Problems worthy of attack prove their worth by hitting back. —Piet Hein

Friday, 28 September 2007

A Java Servlet for Thrift

I've been playing around with Thrift (the new version that came out a few days ago), mainly to see how it might be used as a serialization mechanism in Hadoop, but also because the RPC looks useful. It doesn't come with a Java HTTP server transport, so I whipped up a servlet to make it easy. Exposing a service is then as simple as subclassing the base servlet to supply a Thrift processor to service the request. For the calculator example from the tutorial:
package server;

import tutorial.Calculator;

public class CalculatorTServlet extends TServlet {
public CalculatorTServlet() {
super(new Calculator.Processor(new CalculatorHandler()));

Invoking the service is easy - you just use the THttpClient transport. Using Thrift over HTTP allows you to use all your existing high-availability and failover infrastructure, which can be attractive. (But also see this Thrift mailing list thread which gives some more detail on how Facebook tackles high-availability and failover.)

Saturday, 22 September 2007

Lucene Layer Cake

With a proposal for Pig (a query language interface for very large datasets) to go into the Apache Incubator, it looks like the Lucene family is growing once more. With so many members it gets harder to track the inter-project dependencies, so I created a quick family portrait.

Update: not long after writing this I noticed this patch to run Lucene on Hbase (a part of Hadoop) - so now my diagram's wrong. It was a bit of an oversimplification anyway - it's meant to give a rough idea of the building blocks of Lucene.

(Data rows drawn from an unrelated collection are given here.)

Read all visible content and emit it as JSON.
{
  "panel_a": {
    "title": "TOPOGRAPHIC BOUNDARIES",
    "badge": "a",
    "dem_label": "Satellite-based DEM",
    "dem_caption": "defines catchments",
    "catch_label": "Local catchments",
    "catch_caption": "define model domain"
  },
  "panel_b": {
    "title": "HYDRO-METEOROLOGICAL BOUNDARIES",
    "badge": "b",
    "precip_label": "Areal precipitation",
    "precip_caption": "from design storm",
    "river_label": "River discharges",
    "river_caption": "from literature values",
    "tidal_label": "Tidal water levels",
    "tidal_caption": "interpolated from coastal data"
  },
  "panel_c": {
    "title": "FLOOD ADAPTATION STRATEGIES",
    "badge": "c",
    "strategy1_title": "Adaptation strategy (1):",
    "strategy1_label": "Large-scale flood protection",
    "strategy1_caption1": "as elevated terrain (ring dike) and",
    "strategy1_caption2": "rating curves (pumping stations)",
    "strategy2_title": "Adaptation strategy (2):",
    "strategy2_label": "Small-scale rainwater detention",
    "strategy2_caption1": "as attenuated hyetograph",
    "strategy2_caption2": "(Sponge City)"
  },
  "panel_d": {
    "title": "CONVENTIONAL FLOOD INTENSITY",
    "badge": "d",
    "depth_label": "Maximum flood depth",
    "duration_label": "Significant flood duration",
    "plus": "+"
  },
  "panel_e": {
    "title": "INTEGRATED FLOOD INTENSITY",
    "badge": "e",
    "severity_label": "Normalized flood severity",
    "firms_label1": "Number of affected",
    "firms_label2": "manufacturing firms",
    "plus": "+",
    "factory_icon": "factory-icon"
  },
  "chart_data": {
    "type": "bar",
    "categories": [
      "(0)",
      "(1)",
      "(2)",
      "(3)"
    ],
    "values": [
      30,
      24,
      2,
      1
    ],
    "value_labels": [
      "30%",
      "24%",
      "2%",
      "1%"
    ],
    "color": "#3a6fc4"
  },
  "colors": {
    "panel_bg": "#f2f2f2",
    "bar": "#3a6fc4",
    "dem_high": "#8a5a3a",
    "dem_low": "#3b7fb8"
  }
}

Tuesday, 18 September 2007

Debugging with XStream

A little while back a colleague and I had a problem with some data in a large object graph in our system. There were tens of thousands of objects in the graph so we didn't fancy pointing a graphical debugger at it to find where the problem was residing. Most of the objects didn't define a toString method, so we used XStream to get a representation of the object graph and dump it to the console where we picked through it with command line tools and a XML editor. (We found the problem!) The idiom we used was

new XStream().toXML(objectGraph, System.out);

Thursday, 13 September 2007

Ohloh's Visualizations

Ohloh seems to be positioning itself as the social networking site of the open source project world. It's also worth having a look at for its neat visualizations. I particularly like the sparklines showing commit activity for each committer on a project, the codebase history showing the number of lines of code over time, and the ability to compare projects graphically (a bit like Google Trends). These tools are great for getting a quick feel for a project that you can't really find from its website or source code repository.

Friday, 7 September 2007

RESTful Web Services

RESTful Web Services by Leonard Richardson and Sam Ruby is a great book. It's about how to make the web more programmable, and tells you, through a great mix of theory and practical advice, how you can achieve this for the part of the web you're building.

It'll make you think about URLs. (Do you put state in query parameters or the path? See page 121.) It'll make you think about HTTP. (For example, the response code 201 Created, is used to show that the server created a new resource in response to a client POST request.) It'll make you think about the web.

I found it gave me a (conceptual) framework to design a RESTful API for an product we're building at Kizoom. Sometimes it can be a bit of a struggle to see how to make some operations RESTful (only four verbs remember!), but the design that emerged was actually very simple once I starting thinking about things the right way. Seems like James Strachan had a similar experience; after a rocky start he persevered and now has what looks like a great design for a Pure RESTful API to ActiveMQ via AtomPub.